Mfn1 and Mfn2 serve as MERC tethering proteins. (A) ER-localized Mfn2 establishes a connection between mitochondria and the ER by forming homo- or heterotypic interactions with Mfn2 or Mfn1 located in mitochondria. The knockdown of Mfn1 increases smooth ER-mitochondria contacts in cells. The elimination of Mfn2 reduces inter-organellar juxtaposition and communication and decreases mitochondrial uptake of Ca²⁺ released from the ER. However, some studies have reported opposite results. (B) REEP5 interacts with Mfn1 and Mfn2 to regulate mitochondrial localization and the accumulation of mitochondrial ROS within cells. Depletion of REEP5 results in reduced mitochondrial tethering and increased perinuclear localization. Conversely, increasing REEP5 expression promotes the distribution of mitochondria throughout the cytoplasm.

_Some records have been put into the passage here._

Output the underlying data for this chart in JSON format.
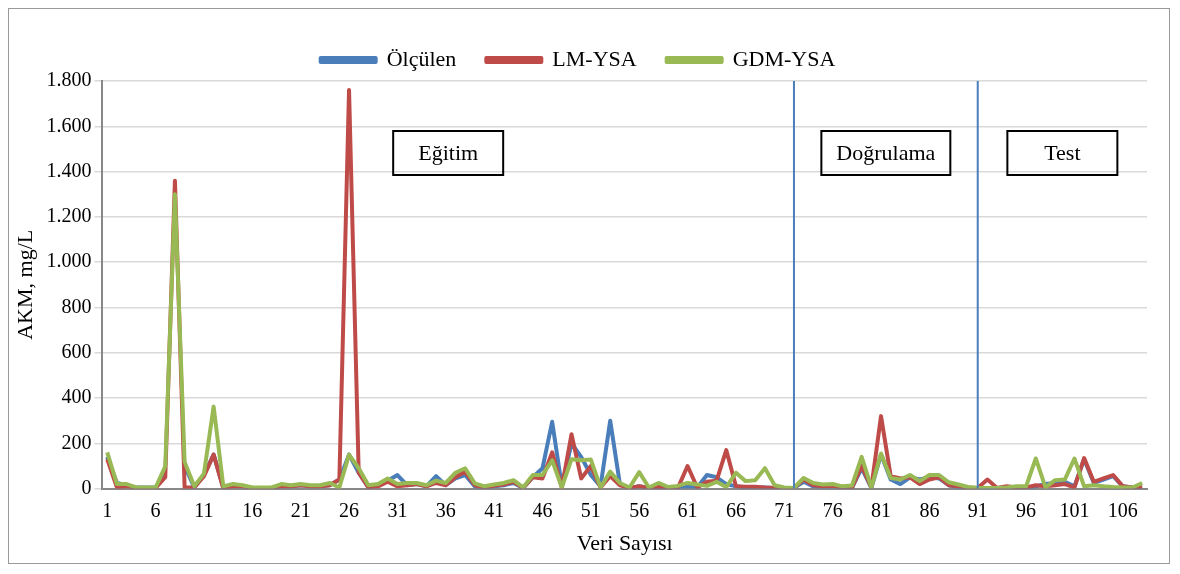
{
  "chart_data": {
    "type": "line",
    "xlabel": "Veri Sayısı",
    "ylabel": "AKM, mg/L",
    "x": [
      1,
      2,
      3,
      4,
      5,
      6,
      7,
      8,
      9,
      10,
      11,
      12,
      13,
      14,
      15,
      16,
      17,
      18,
      19,
      20,
      21,
      22,
      23,
      24,
      25,
      26,
      27,
      28,
      29,
      30,
      31,
      32,
      33,
      34,
      35,
      36,
      37,
      38,
      39,
      40,
      41,
      42,
      43,
      44,
      45,
      46,
      47,
      48,
      49,
      50,
      51,
      52,
      53,
      54,
      55,
      56,
      57,
      58,
      59,
      60,
      61,
      62,
      63,
      64,
      65,
      66,
      67,
      68,
      69,
      70,
      71,
      72,
      73,
      74,
      75,
      76,
      77,
      78,
      79,
      80,
      81,
      82,
      83,
      84,
      85,
      86,
      87,
      88,
      89,
      90,
      91,
      92,
      93,
      94,
      95,
      96,
      97,
      98,
      99,
      100,
      101,
      102,
      103,
      104,
      105,
      106,
      107,
      108
    ],
    "xlim": [
      0.5,
      108.5
    ],
    "xticks": [
      1,
      6,
      11,
      16,
      21,
      26,
      31,
      36,
      41,
      46,
      51,
      56,
      61,
      66,
      71,
      76,
      81,
      86,
      91,
      96,
      101,
      106
    ],
    "ylim": [
      0,
      1800
    ],
    "yticks": [
      0,
      200,
      400,
      600,
      800,
      {
        "value": 1000,
        "label": "1.000"
      },
      {
        "value": 1200,
        "label": "1.200"
      },
      {
        "value": 1400,
        "label": "1.400"
      },
      {
        "value": 1600,
        "label": "1.600"
      },
      {
        "value": 1800,
        "label": "1.800"
      }
    ],
    "grid": "y",
    "legend": "top",
    "marker": "none",
    "line_style": "solid",
    "series": [
      {
        "name": "Ölçülen",
        "color": "#4a7ebb",
        "values": [
          140,
          25,
          15,
          5,
          5,
          5,
          60,
          null,
          100,
          5,
          60,
          150,
          5,
          15,
          10,
          3,
          3,
          3,
          10,
          10,
          15,
          10,
          10,
          15,
          40,
          150,
          70,
          5,
          15,
          35,
          60,
          15,
          20,
          10,
          55,
          15,
          45,
          60,
          10,
          5,
          10,
          15,
          25,
          3,
          50,
          90,
          295,
          10,
          200,
          140,
          60,
          10,
          300,
          20,
          3,
          10,
          3,
          5,
          3,
          3,
          10,
          5,
          60,
          50,
          20,
          10,
          5,
          5,
          5,
          3,
          3,
          3,
          30,
          10,
          8,
          10,
          3,
          3,
          90,
          3,
          150,
          40,
          20,
          50,
          40,
          50,
          45,
          15,
          5,
          3,
          3,
          3,
          3,
          3,
          3,
          3,
          10,
          20,
          25,
          30,
          10,
          130,
          25,
          40,
          55,
          10,
          5,
          5
        ]
      },
      {
        "name": "LM-YSA",
        "color": "#be4b48",
        "values": [
          130,
          5,
          10,
          3,
          3,
          3,
          50,
          1360,
          5,
          5,
          55,
          150,
          0,
          10,
          10,
          3,
          3,
          3,
          10,
          10,
          15,
          10,
          10,
          15,
          40,
          1760,
          70,
          5,
          10,
          30,
          10,
          15,
          20,
          10,
          25,
          15,
          50,
          75,
          15,
          5,
          12,
          18,
          30,
          3,
          50,
          45,
          160,
          5,
          240,
          45,
          100,
          5,
          55,
          15,
          3,
          10,
          3,
          8,
          3,
          3,
          100,
          5,
          30,
          35,
          170,
          10,
          8,
          8,
          5,
          3,
          3,
          3,
          40,
          15,
          10,
          12,
          5,
          5,
          100,
          5,
          320,
          55,
          45,
          50,
          20,
          40,
          50,
          15,
          10,
          5,
          3,
          40,
          3,
          10,
          5,
          5,
          15,
          10,
          15,
          20,
          5,
          135,
          30,
          45,
          60,
          10,
          5,
          5
        ]
      },
      {
        "name": "GDM-YSA",
        "color": "#98b954",
        "values": [
          160,
          20,
          20,
          5,
          5,
          5,
          98,
          1300,
          118,
          10,
          66,
          362,
          10,
          20,
          15,
          5,
          5,
          5,
          20,
          15,
          20,
          15,
          15,
          25,
          5,
          150,
          90,
          15,
          20,
          45,
          20,
          25,
          25,
          15,
          35,
          25,
          70,
          90,
          23,
          10,
          18,
          25,
          37,
          5,
          60,
          60,
          125,
          5,
          130,
          125,
          128,
          5,
          75,
          25,
          5,
          73,
          5,
          25,
          7,
          12,
          25,
          18,
          12,
          30,
          7,
          70,
          33,
          37,
          90,
          15,
          5,
          3,
          47,
          25,
          18,
          20,
          10,
          14,
          140,
          5,
          155,
          47,
          40,
          60,
          33,
          60,
          60,
          28,
          18,
          7,
          3,
          3,
          3,
          5,
          10,
          10,
          133,
          5,
          37,
          40,
          133,
          10,
          15,
          10,
          7,
          5,
          5,
          25
        ]
      }
    ],
    "ref_lines": [
      {
        "axis": "x",
        "value": 72,
        "color": "#4a7ebb",
        "line_style": "solid"
      },
      {
        "axis": "x",
        "value": 91,
        "color": "#4a7ebb",
        "line_style": "solid"
      }
    ],
    "annotations": [
      "Eğitim",
      "Doğrulama",
      "Test"
    ]
  }
}
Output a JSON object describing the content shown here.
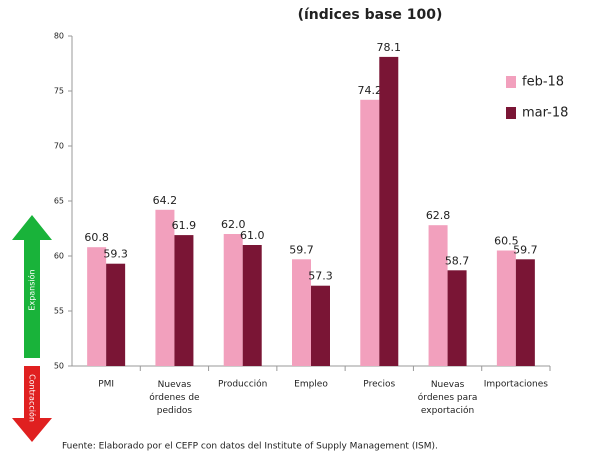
{
  "chart_data": {
    "type": "bar",
    "title": "(índices base 100)",
    "categories": [
      "PMI",
      "Nuevas\nórdenes de\npedidos",
      "Producción",
      "Empleo",
      "Precios",
      "Nuevas\nórdenes para\nexportación",
      "Importaciones"
    ],
    "series": [
      {
        "name": "feb-18",
        "color": "#f2a0bd",
        "values": [
          60.8,
          64.2,
          62.0,
          59.7,
          74.2,
          62.8,
          60.5
        ],
        "value_labels": [
          "60.8",
          "64.2",
          "62.0",
          "59.7",
          "74.2",
          "62.8",
          "60.5"
        ]
      },
      {
        "name": "mar-18",
        "color": "#7a1535",
        "values": [
          59.3,
          61.9,
          61.0,
          57.3,
          78.1,
          58.7,
          59.7
        ],
        "value_labels": [
          "59.3",
          "61.9",
          "61.0",
          "57.3",
          "78.1",
          "58.7",
          "59.7"
        ]
      }
    ],
    "ylim": [
      50,
      80
    ],
    "yticks": [
      50,
      55,
      60,
      65,
      70,
      75,
      80
    ],
    "grid": false,
    "legend": "right",
    "annotations": {
      "up": "Expansión",
      "down": "Contracción"
    },
    "source": "Fuente: Elaborado por el CEFP con datos del Institute of Supply Management (ISM)."
  }
}
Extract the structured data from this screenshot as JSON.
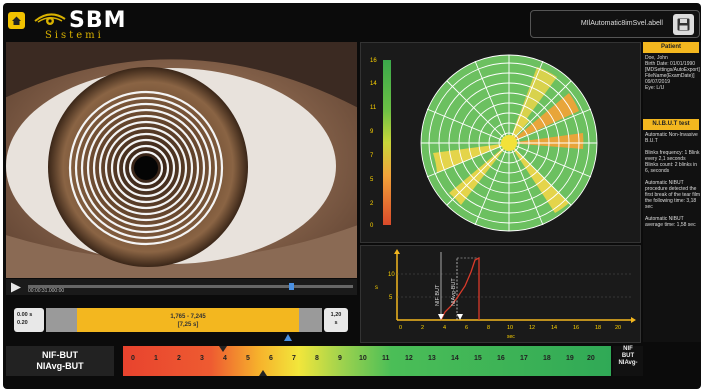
{
  "header": {
    "logo_text": "SBM",
    "logo_sub": "Sistemi",
    "file_name": "MIlAutomatic8imSvel.abell"
  },
  "video": {
    "time": "00:00:31.000:00"
  },
  "range": {
    "left_top": "0.00 s",
    "left_bottom": "0.20",
    "center_top": "1,765 - 7,245",
    "center_bottom": "[7,25 s]",
    "right_top": "1,20",
    "right_bottom": "s"
  },
  "map": {
    "scale_labels": [
      "16",
      "14",
      "11",
      "9",
      "7",
      "5",
      "2",
      "0"
    ]
  },
  "graph": {
    "y_label": "s",
    "x_label": "sec",
    "x_ticks": [
      "0",
      "2",
      "4",
      "6",
      "8",
      "10",
      "12",
      "14",
      "16",
      "18",
      "20"
    ],
    "y_ticks": [
      "10",
      "5"
    ],
    "annotations": [
      "NIF BUT",
      "NIAvg-BUT"
    ]
  },
  "side": {
    "patient_head": "Patient",
    "patient_lines": [
      "Doe, John",
      "Birth Date: 01/01/1990",
      "[MDSettings/AutoExport]",
      "FileName(ExamDate)]",
      "09/07/2019",
      "Eye: L/U"
    ],
    "test_head": "N.I.B.U.T test",
    "test_lines": [
      "Automatic Non-Invasive",
      "B.U.T",
      "",
      "Blinks frequency: 1 Blink",
      "every 2,1 seconds",
      "Blinks count: 2 blinks in",
      "6, seconds",
      "",
      "Automatic NIBUT",
      "procedure detected the",
      "first break of the tear film",
      "the following time: 3,18",
      "sec",
      "",
      "Automatic NIBUT",
      "average time: 1,58 sec"
    ]
  },
  "bottom": {
    "label_1": "NIF-BUT",
    "label_2": "NIAvg-BUT",
    "ticks": [
      "0",
      "1",
      "2",
      "3",
      "4",
      "5",
      "6",
      "7",
      "8",
      "9",
      "10",
      "11",
      "12",
      "13",
      "14",
      "15",
      "16",
      "17",
      "18",
      "19",
      "20"
    ],
    "right_1": "NIF",
    "right_2": "BUT",
    "right_3": "NIAvg-"
  }
}
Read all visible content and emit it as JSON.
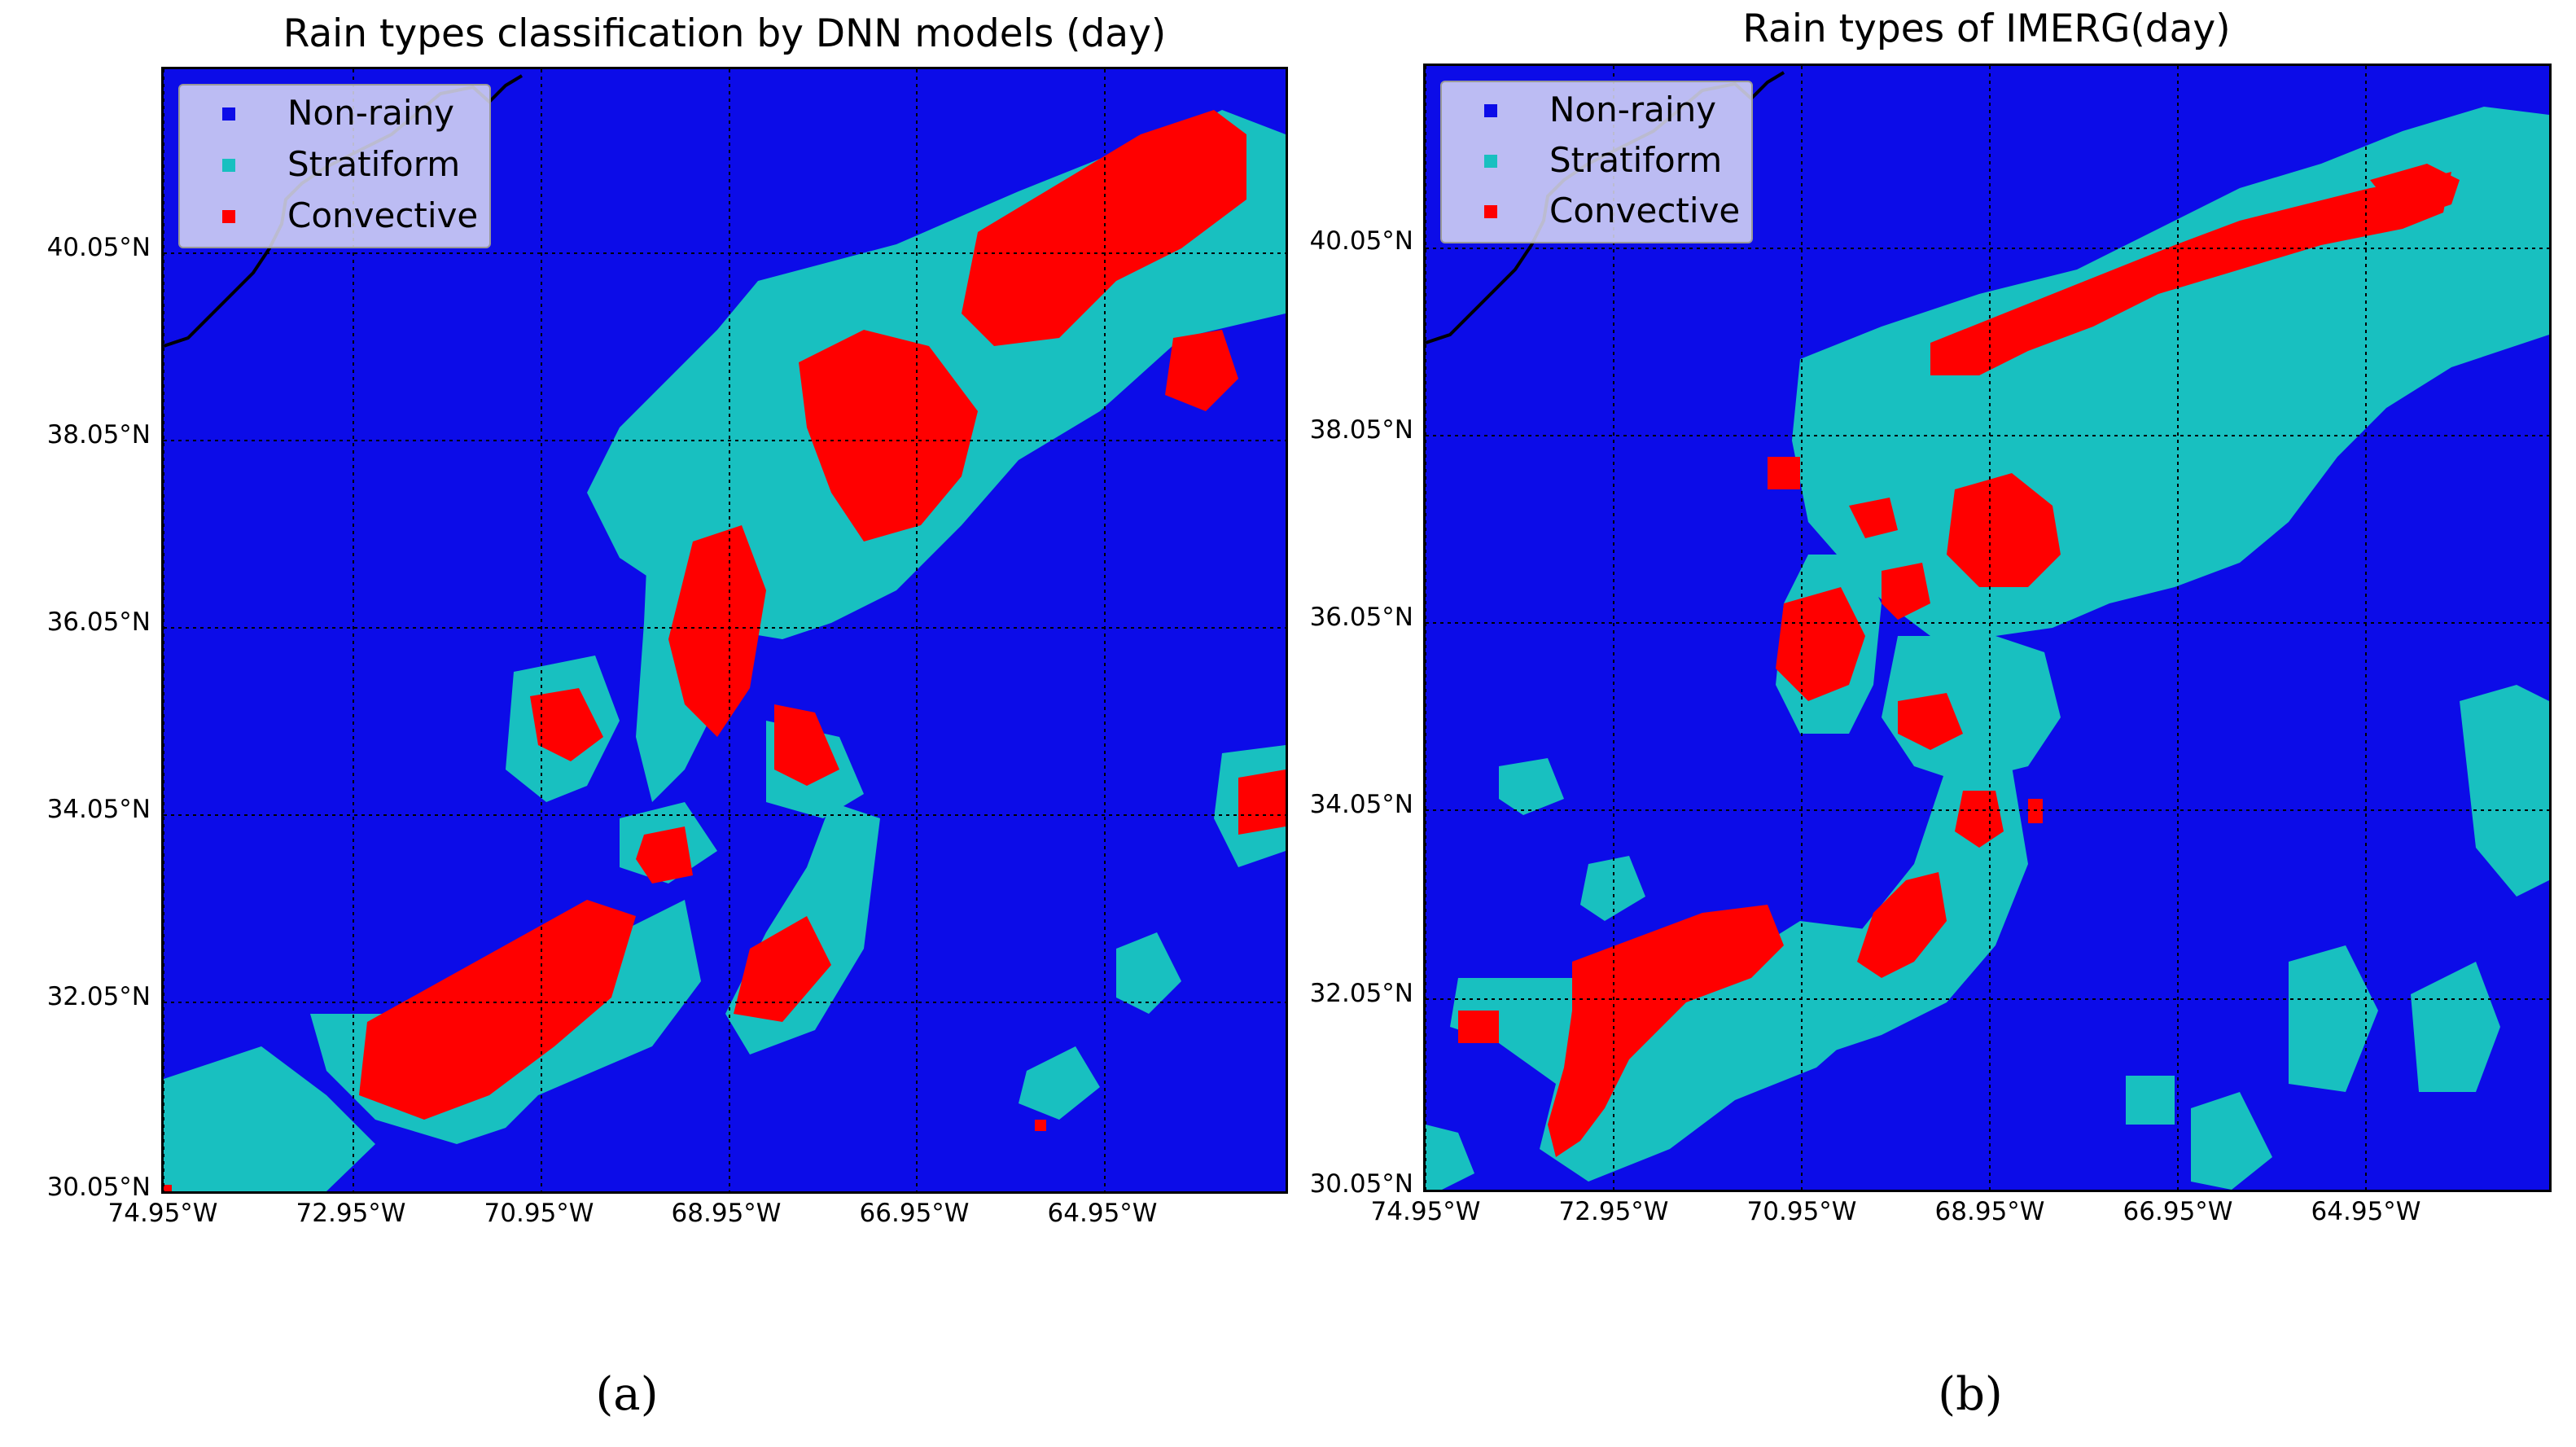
{
  "colors": {
    "non_rainy": "#0c0ce8",
    "stratiform": "#18c0c0",
    "convective": "#ff0000",
    "coastline": "#000000"
  },
  "panels": [
    {
      "id": "a",
      "title": "Rain types classification by DNN models (day)",
      "caption": "(a)",
      "legend": [
        "Non-rainy",
        "Stratiform",
        "Convective"
      ]
    },
    {
      "id": "b",
      "title": "Rain types of IMERG(day)",
      "caption": "(b)",
      "legend": [
        "Non-rainy",
        "Stratiform",
        "Convective"
      ]
    }
  ],
  "lat_labels": [
    "40.05°N",
    "38.05°N",
    "36.05°N",
    "34.05°N",
    "32.05°N",
    "30.05°N"
  ],
  "lon_labels": [
    "74.95°W",
    "72.95°W",
    "70.95°W",
    "68.95°W",
    "66.95°W",
    "64.95°W"
  ],
  "chart_data": [
    {
      "type": "heatmap",
      "title": "Rain types classification by DNN models (day)",
      "categories": [
        "Non-rainy",
        "Stratiform",
        "Convective"
      ],
      "lon_range": [
        -74.95,
        -62.95
      ],
      "lat_range": [
        30.05,
        41.95
      ],
      "lat_ticks": [
        "40.05°N",
        "38.05°N",
        "36.05°N",
        "34.05°N",
        "32.05°N",
        "30.05°N"
      ],
      "lon_ticks": [
        "74.95°W",
        "72.95°W",
        "70.95°W",
        "68.95°W",
        "66.95°W",
        "64.95°W"
      ],
      "legend_position": "top-left",
      "grid": true
    },
    {
      "type": "heatmap",
      "title": "Rain types of IMERG(day)",
      "categories": [
        "Non-rainy",
        "Stratiform",
        "Convective"
      ],
      "lon_range": [
        -74.95,
        -62.95
      ],
      "lat_range": [
        30.05,
        41.95
      ],
      "lat_ticks": [
        "40.05°N",
        "38.05°N",
        "36.05°N",
        "34.05°N",
        "32.05°N",
        "30.05°N"
      ],
      "lon_ticks": [
        "74.95°W",
        "72.95°W",
        "70.95°W",
        "68.95°W",
        "66.95°W",
        "64.95°W"
      ],
      "legend_position": "top-left",
      "grid": true
    }
  ]
}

REEP5: receptor expression enhancing protein 5; Mfn1: mitofusin 1; Mfn2: mitofusin 2; REEP5: receptor expression enhancing protein 5; ROS: reactive oxygen species.

Fig. 9

The potential application value of MERCs and their tethering proteins in the clinical diagnosis and treatment of IS. MERCs: mitochondria and endoplasmic reticulum contacts; ER: endoplasmic reticulum; IP3Rs: inositol trisphosphate receptors; GRP75: glucose-regulated protein 75; Sig1R: Sigma 1 receptor; VAPB: vesicle-associated membrane protein B; PTPIP51: protein tyrosine phosphatase interacting protein 51; DJ-1: parkinson disease protein 7; TG2: transglutaminase type 2; Mfn1: mitofusin 1; Mfn2: mitofusin 2; BiP: binding protein; VDAC: voltage-dependent anion channel; TUDCA: Tauroursodeoxycholic acid; REEP5: receptor expression enhancing protein 5.